By Melissa Silverberg

Not even a year after speaking at my own high school graduation, I am contemplating college graduation – not my own of course, but the University class of 2008.

It’s terrifying for me to even imagine graduating college and moving on to the real world right now, but I know it will happen someday.

While the rest of us are weighed down by finals, the class of 2008 is preparing for graduation, new jobs, moving or even continuing their education. Hopefully their time at the University, both in and out of class, has prepared them well for any situation they may face in the future.

Although neither of my parents hold college degrees, they were able to work their way up and create a successful life for me and my sister. Most likely because of this fact, for them to see my sister graduate from Illinois in 2006 was one of the best experiences of their lives, or so they have told me.

Even if your parents were valedictorians of their college, they will be so proud of all that you have accomplished in four years, that they might just forget all the times you called them begging to send money or trying to explain a drinking ticket or bad grade in a class.

While some students may see the graduation ceremony as a boring few hours of sitting in a hot gymnasium and listening to speakers they probably do not know, it really signifies so much more.

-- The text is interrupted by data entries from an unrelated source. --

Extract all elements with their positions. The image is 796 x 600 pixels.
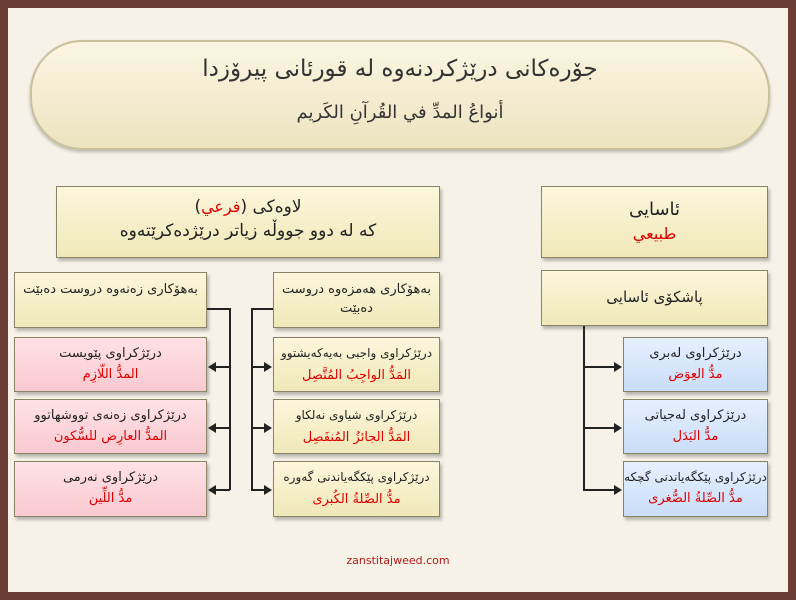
item-ku: درێژکراوی پێویست — [59, 346, 162, 361]
item-ku: درێژکراوی واجبی بەیەکەیشتوو — [280, 346, 433, 360]
secondary-description: کە لە دوو جووڵە زیاتر درێژدەکرێتەوە — [119, 221, 377, 241]
sukun-item-2 — [14, 399, 207, 454]
hamza-item-3 — [273, 461, 440, 517]
arrow-icon — [208, 423, 216, 433]
hamza-connector-1 — [251, 366, 265, 368]
natural-item-2 — [623, 399, 768, 454]
arrow-icon — [264, 423, 272, 433]
secondary-heading: لاوەکی (فرعي) — [194, 197, 302, 217]
hamza-group-label: بەهۆکاری هەمزەوە دروست دەبێت — [282, 282, 431, 316]
hamza-item-1 — [273, 337, 440, 392]
natural-label-ar: طبيعي — [632, 224, 677, 243]
item-ar: المَدُّ الجائزُ المُنفَصِل — [302, 430, 411, 445]
sukun-trunk-line — [229, 308, 231, 490]
natural-trunk-line — [583, 326, 585, 490]
item-ar: مدُّ العِوَض — [668, 367, 723, 382]
title-banner — [30, 40, 770, 150]
natural-connector-1 — [583, 366, 615, 368]
hamza-item-2 — [273, 399, 440, 454]
item-ku: درێژکراوی پێکگەیاندنی گەورە — [283, 470, 430, 484]
arrow-icon — [264, 362, 272, 372]
secondary-label-ar: فرعي — [201, 197, 241, 216]
site-footer-link[interactable]: zanstitajweed.com — [346, 554, 450, 567]
natural-sub-label: پاشکۆی ئاسایی — [606, 288, 703, 306]
sukun-group-label: بەهۆکاری زەنەوە دروست دەبێت — [23, 282, 198, 297]
item-ku: درێژکراوی لەبری — [649, 346, 742, 361]
item-ar: مدُّ الصِّلةُ الكُبرى — [312, 492, 401, 507]
arrow-icon — [614, 362, 622, 372]
sukun-item-1 — [14, 337, 207, 392]
hamza-bracket-top — [251, 308, 273, 310]
secondary-label-ku: لاوەکی — [252, 197, 302, 217]
sukun-bracket-top — [207, 308, 229, 310]
arrow-icon — [614, 423, 622, 433]
item-ar: المَدُّ الواجِبُ المُتَّصِل — [301, 368, 411, 383]
hamza-group-box — [273, 272, 440, 328]
title-kurdish: جۆرەکانی درێژکردنەوە لە قورئانی پیرۆزدا — [202, 56, 598, 82]
title-arabic: أنواعُ المدِّ في القُرآنِ الكَريم — [296, 102, 504, 123]
sukun-connector-3 — [216, 489, 230, 491]
item-ku: درێژکراوی لەجیاتی — [644, 408, 747, 423]
arrow-icon — [614, 485, 622, 495]
hamza-connector-3 — [251, 489, 265, 491]
natural-sub-box — [541, 270, 768, 326]
natural-connector-3 — [583, 489, 615, 491]
item-ar: مدُّ البَدَل — [672, 429, 719, 444]
arrow-icon — [208, 362, 216, 372]
sukun-connector-1 — [216, 366, 230, 368]
secondary-box — [56, 186, 440, 258]
sukun-item-3 — [14, 461, 207, 517]
natural-item-1 — [623, 337, 768, 392]
item-ar: المدُّ اللّازِم — [82, 367, 139, 382]
natural-label-ku: ئاسایی — [628, 199, 681, 220]
item-ku: درێژکراوی پێکگەیاندنی گچکە — [624, 470, 767, 484]
sukun-connector-2 — [216, 427, 230, 429]
arrow-icon — [264, 485, 272, 495]
natural-box — [541, 186, 768, 258]
item-ar: مدُّ الصِّلةُ الصُّغرى — [648, 491, 743, 506]
item-ku: درێژکراوی زەنەی تووشهاتوو — [34, 408, 187, 423]
item-ar: المدُّ العارِض للسُّكون — [53, 429, 168, 444]
hamza-trunk-line — [251, 308, 253, 490]
natural-connector-2 — [583, 427, 615, 429]
natural-item-3 — [623, 461, 768, 517]
hamza-connector-2 — [251, 427, 265, 429]
sukun-group-box — [14, 272, 207, 328]
item-ku: درێژکراوی شیاوی نەلکاو — [295, 408, 418, 422]
arrow-icon — [208, 485, 216, 495]
item-ar: مدُّ اللِّين — [88, 491, 133, 506]
item-ku: درێژکراوی نەرمی — [62, 470, 159, 485]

It tells of the tests you crammed for, the quizzes you forgot about, the classes you loved and the ones you hated, the nights you stayed in to study and the nights when you should have stayed in but went out anyway.

After four years of working hard and maybe partying harder, students walk away with a piece of paper that is supposed to sum up all of their time at college. Whether that diploma hangs in a frame above your office or sits in a desk drawer for the rest of your life, it shows that no matter what else went on during those four years, you did go to class and lessons and come out of it smarter.

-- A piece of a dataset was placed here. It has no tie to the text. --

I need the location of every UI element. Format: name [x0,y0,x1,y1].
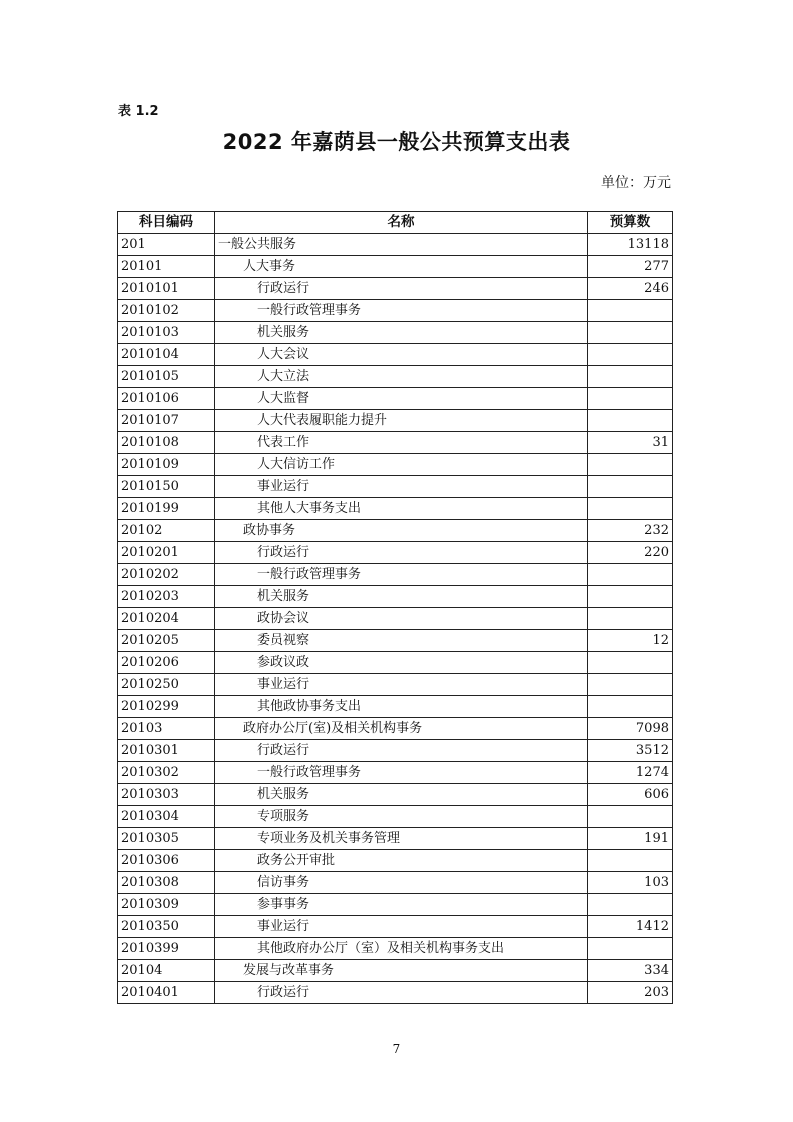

Although I am just finishing up my first year at college, I can already tell how much the University has to teach us. There are the lessons you learn in huge lectures in Lincoln Hall, those you learn from new friends and those you learn from yourself.

As I pack up my boxes to move back home and say good-bye to everyone I have met this year, it shows how quickly the time goes when you don’t even realize it.

Sometimes I can’t believe I’m already about to be a sophomore in college. I remember not understanding where the 22 would take me or where some building called “Greg” was. Now I feel like I know everything about this campus, but I know I still have so much more to learn.

For the seniors graduating, I hope you have enjoyed every minute of you time here. And for the rest of you underclassmen, don’t overthink the past, just live in the present and enjoy it because it will be gone too soon.

Some people think college is supposed to be the best years of your life. For 22-year-old graduates, knowing their best years are behind them could seem a little depressing. I hope that these years have been fantastic, but always believe that the best is yet to come, never behind you.

I look forward to my own graduation in three years, although I hope it doesn’t come too fast.

Since I’m still new around here, I will leave the words of wisdom to a few of The Daily Illini’s graduating seniors.

To those who will be graduating and moving on, those of us who will be sticking around for a little bit longer wish you the best of luck. You will always be Illini.